In Contreras v. WCAB (M&C Farm Labor), Contreras, the injured worker, had a stipulated award for a work injury. The case was venued at the Oxnard District Office. Three years later, he filed a petition to reopen the claim for new and further disability at the Los Angeles Workers' Compensation Appeals Board, without representation from an attorney.
The workers' compensation judge determined that Contreras did not file a timely petition to reopen, because although he did file it within the five-year statute of limitations set out by Labor Code Sections 5410 and 5804, he did not file it at the correct WCAB venue. A WCAB panel affirmed that ruling in a split 2-1 panel decision, with Commissioner Ronnie Caplane as the dissenter.
The majority reasoned that procedure trumped substantive rights, even though the injured worker was in pro per.
Caplane argued in her dissent that the injured worker, a fruit picker, had not litigated the case for three years and could not be expected to know or comply with procedural technicalities - that there are rules providing the flexibility of the administrative review process to ensure that a workers' substantive rights are not impaired by procedural flaws.
Obviously the majority was not convinced.
I often hear complaints about too much attorney participation in workers' compensation - a system that originally was intended to be essentially self-service, with an adjudication process intentionally made administrative in nature to alleviate the procedural burden of the civil courts.
This case is a clear example that the adjudication process in workers' compensation litigation is clearly out of control.
Contreras should have his day in court, regardless of the applicable venue.
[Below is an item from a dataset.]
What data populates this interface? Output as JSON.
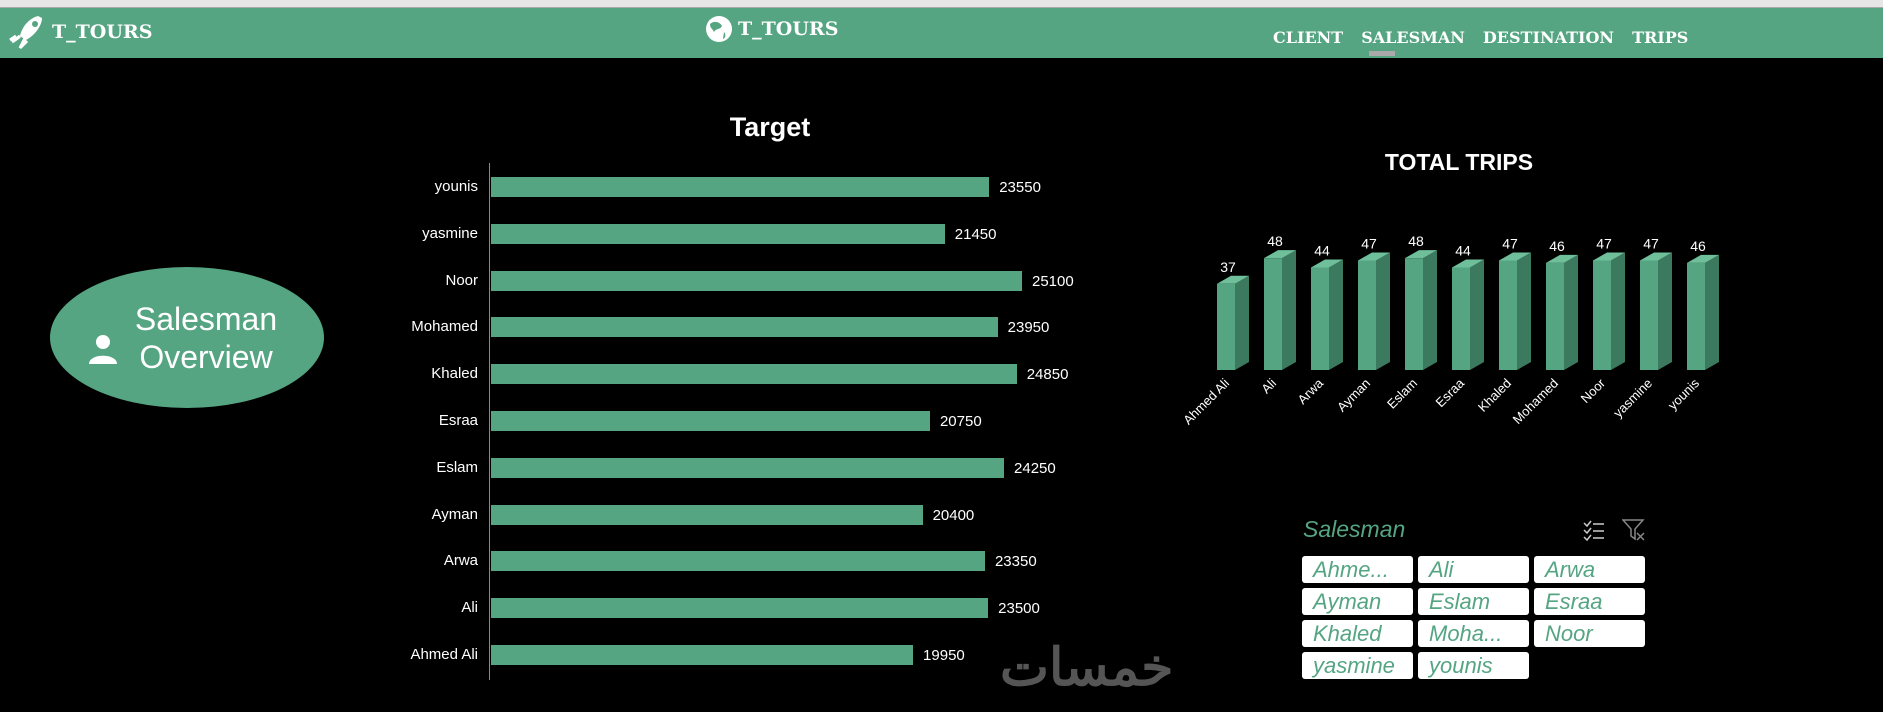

His petition was otherwise timely. There is no issue with availability of evidence - the evidence is all on paper consisting of medical reports.
Why is it so difficult, if the case actually belonged in the Oxnard venue, for the WCAB to just transfer venue sua sponte? Why didn't the defense/carrier move to change venue if that was such a concern?
The fact that this case has gotten this far on a procedural issue is just plain wrong.